Argentine weather is expected to remain mostly dry. What little rains do fall in the short term are expected to be mostly outside the driest areas and will struggle to offset evaporation rates as temperatures rise. That will keep many of the main growing regions under stress and will likely lead to additional reductions in Argentina’s soybean crop estimates.
Unusual weather market
It’s unusual to have a full-blown weather market in late February, but here we are. I’m watching for a time when Chicago soybeans and soymeal futures eventually falter, even with continued bullish weather in Argentina. When it happens, it could be a signal of waning bullish price momentum.
To keep upside momentum building, the soybean market must continue to be fed fresh bullish news.
To keep upside momentum building, the soybean market must continue to be fed fresh bullish news. At the same time, growers need to be prepared to use this Argentine crop-scare rally to potentially increase old crop oilseed sales (soybeans/canola) - perhaps even initiate new crop forward contracting.
Winnipeg canola futures have also been trending steadily higher since about mid-January, though the real run higher started around the beginning of February. Futures are now trading at their highest levels since the first week of December. Much of the recent futures price strength is tied to advances in Chicago soybeans and soymeal. Soyoil remained in the bearish doldrums, but we are now also seeing a modest turn upward here.
No shortage of cash canola
Make no mistake, there is no shortage of cash canola right now. And this market, while lately trending up, remains well-entrenched in its sideways trading range, is starting to push into the upper end of that range on the long-term price charts.
Argentina’s crop troubles are keeping the soymeal bull alive for now, though there are some whom already believe that story is close to now being baked into the market. Still, if the storyline of declining crop size persists, underlying price support for the meal market continues, which in turn supports soybeans, and down the line, canola.
Rising Canadian carryout?
Meanwhile, canola specific fundamentals are reasonably well-balanced but somewhat leaning burdensome from the supply/demand balance sheet perspective. The numbers right now suggest a turn to a rising Canadian carryout for this year and potentially in 2018-2019.
However, that does not necessarily foretell an eroding price trend, or a market that can regularly deliver profitable pricing opportunities for growers. On the contrary.
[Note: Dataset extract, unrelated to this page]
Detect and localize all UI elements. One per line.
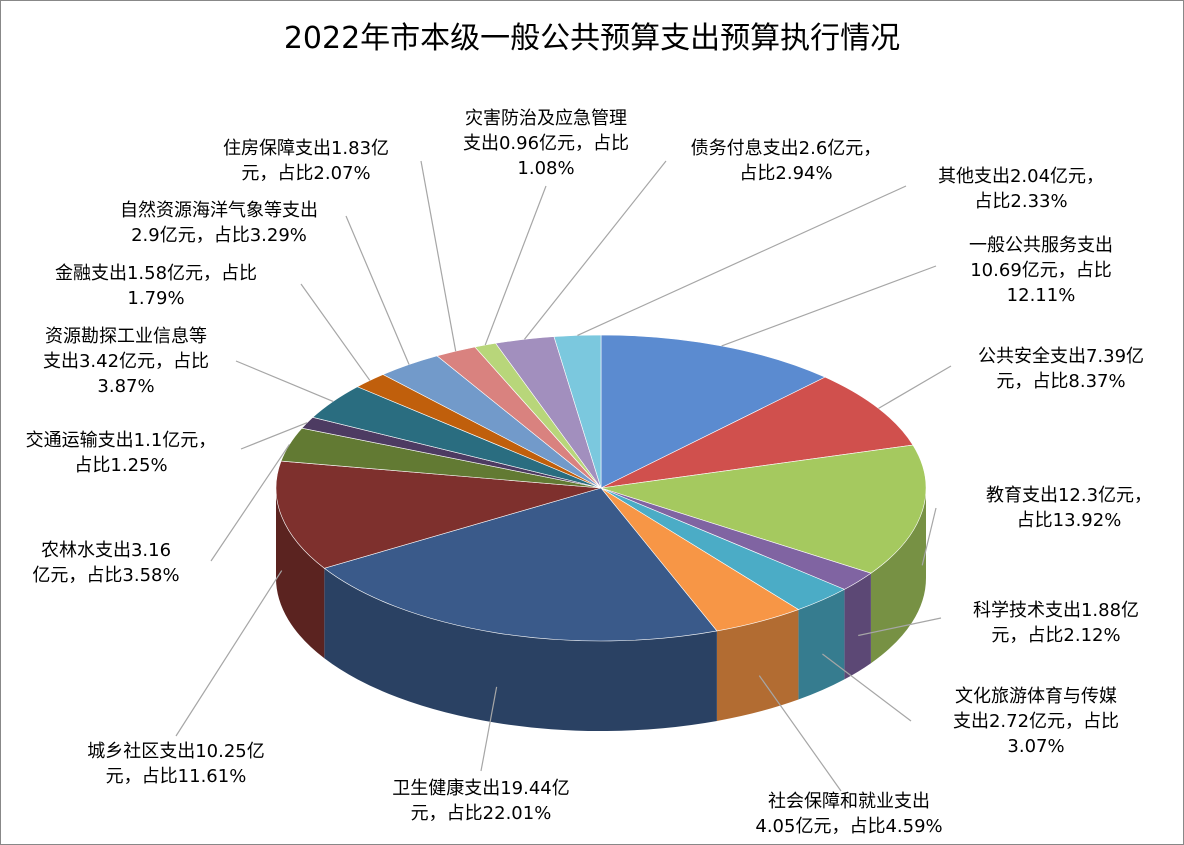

Near-term demand, domestic use or exports, is sufficient in our opinion to provide support on any price moves lower.
To sustain an independent move higher and to inspire deeper discretionary demand, the canola market requires a production threat or needs to attain a period of relative cheapness in relation to competing oilseeds such as soybeans.
Oilseed markets remain supported as long as Argentinean crop projections continue to deteriorate.